Modeling and Simulating Multiple Failure Masking enabled by Local Recovery for Stencil-based Applications at Extreme Scales
- Rutgers Univ., Piscataway, NJ (United States)
- Sandia National Lab. (SNL-CA), Livermore, CA (United States)
- Sandia National Lab. (SNL-NM), Albuquerque, NM (United States)
By obtaining multi-process hard failure resilience at the application level is a key challenge that must be overcome before the promise of exascale can be fully realized. Some previous work has shown that online global recovery can dramatically reduce the overhead of failures when compared to the more traditional approach of terminating the job and restarting it from the last stored checkpoint.

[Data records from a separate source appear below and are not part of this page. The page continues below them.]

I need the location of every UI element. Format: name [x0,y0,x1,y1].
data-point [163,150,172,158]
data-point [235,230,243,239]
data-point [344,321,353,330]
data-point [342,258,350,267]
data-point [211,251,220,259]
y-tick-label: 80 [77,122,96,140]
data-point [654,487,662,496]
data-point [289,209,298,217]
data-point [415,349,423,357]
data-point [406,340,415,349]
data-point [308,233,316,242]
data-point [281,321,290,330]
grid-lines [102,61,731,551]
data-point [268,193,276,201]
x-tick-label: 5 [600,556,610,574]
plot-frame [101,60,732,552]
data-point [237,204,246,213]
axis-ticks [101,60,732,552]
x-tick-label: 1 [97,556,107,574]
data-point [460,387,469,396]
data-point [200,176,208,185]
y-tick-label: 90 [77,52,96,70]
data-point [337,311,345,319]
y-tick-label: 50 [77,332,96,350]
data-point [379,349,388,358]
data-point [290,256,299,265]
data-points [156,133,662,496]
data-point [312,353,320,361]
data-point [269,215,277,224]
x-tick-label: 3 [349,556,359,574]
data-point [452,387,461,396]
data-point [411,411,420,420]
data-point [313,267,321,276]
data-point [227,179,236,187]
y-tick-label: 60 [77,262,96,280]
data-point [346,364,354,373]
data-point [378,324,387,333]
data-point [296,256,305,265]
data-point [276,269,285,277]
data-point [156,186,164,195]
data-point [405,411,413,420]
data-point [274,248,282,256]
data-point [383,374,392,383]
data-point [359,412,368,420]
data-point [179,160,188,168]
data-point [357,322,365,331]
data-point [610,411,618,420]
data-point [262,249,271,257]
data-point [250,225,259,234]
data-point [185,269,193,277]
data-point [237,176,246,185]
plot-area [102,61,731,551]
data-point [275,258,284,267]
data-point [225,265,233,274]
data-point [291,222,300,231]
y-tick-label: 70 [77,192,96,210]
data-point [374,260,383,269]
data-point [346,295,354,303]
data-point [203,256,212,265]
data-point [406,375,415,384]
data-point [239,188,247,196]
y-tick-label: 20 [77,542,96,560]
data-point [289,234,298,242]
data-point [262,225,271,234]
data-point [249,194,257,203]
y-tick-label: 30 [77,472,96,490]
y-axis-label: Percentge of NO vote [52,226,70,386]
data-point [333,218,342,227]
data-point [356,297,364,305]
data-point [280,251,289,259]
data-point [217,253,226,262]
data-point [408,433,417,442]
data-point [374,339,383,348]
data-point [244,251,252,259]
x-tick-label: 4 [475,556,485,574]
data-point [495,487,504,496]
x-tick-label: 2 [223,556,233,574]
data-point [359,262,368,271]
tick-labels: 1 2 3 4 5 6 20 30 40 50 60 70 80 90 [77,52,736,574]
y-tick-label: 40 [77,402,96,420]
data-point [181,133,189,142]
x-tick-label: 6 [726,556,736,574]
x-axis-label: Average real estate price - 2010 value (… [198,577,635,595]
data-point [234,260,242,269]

If online recovery is performed in a local manner further scalability is enabled, not only due to the intrinsic lower costs of recovering locally, but also due to derived effects when using some application types. In this paper we model one such effect, namely multiple failure masking, that manifests when running Stencil parallel computations on an environment when failures are recovered locally. First, the delay propagation shape of one or multiple failures recovered locally is modeled to enable several analyses of the probability of different levels of failure masking under certain Stencil application behaviors. These results indicate that failure masking is an extremely desirable effect at scale which manifestation is more evident and beneficial as the machine size or the failure rate increase.
- Research Organization:
- Sandia National Lab. (SNL-NM), Albuquerque, NM (United States)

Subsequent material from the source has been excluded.